NOTE that some papers exist in multiple, slightly different versions (e.g., with different titles or URLs). The system may retrieve several versions of the same underlying work. The current automated pipeline does not reliably align or distinguish these cases, so human reviewers will need to disambiguate them manually.
If you have any questions, please contact: mingzhang23@m.fudan.edu.cn

Overview

Overall Novelty Assessment

The paper proposes two principles for MoE sparsity selection: Active FLOPs (models with identical training loss but greater active compute achieve higher reasoning accuracy) and Total tokens per parameter (TPP, distinguishing memorization from reasoning tasks). It resides in the 'Parameter-FLOPs Trade-offs and Scaling Principles' leaf alongside two sibling papers—Inference-Optimal MoE and Parameters vs FLOPs—within the broader 'Scaling Laws and Compute-Optimal Design' branch. This leaf contains only three papers total, indicating a relatively sparse research direction focused on theoretical scaling relationships rather than empirical system benchmarks or routing mechanisms.

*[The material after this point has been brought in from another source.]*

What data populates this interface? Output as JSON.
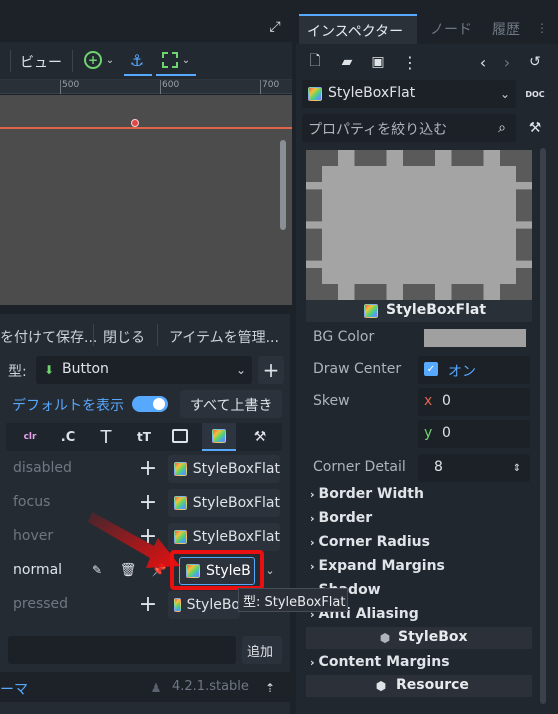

The taxonomy reveals that most MoE research concentrates on routing strategies (six sub-leaves), system optimization (five sub-leaves), and compression techniques (three sub-leaves), while scaling law investigations remain comparatively underexplored. The sibling papers address inference-time efficiency and broad parameter-compute frontiers, whereas neighboring branches examine routing stability, expert pruning, and training systems. The paper's focus on disentangling active compute from total parameters through controlled experiments positions it at the intersection of scaling theory and architectural design, diverging from the field's dominant emphasis on deployment optimization and routing policy refinement.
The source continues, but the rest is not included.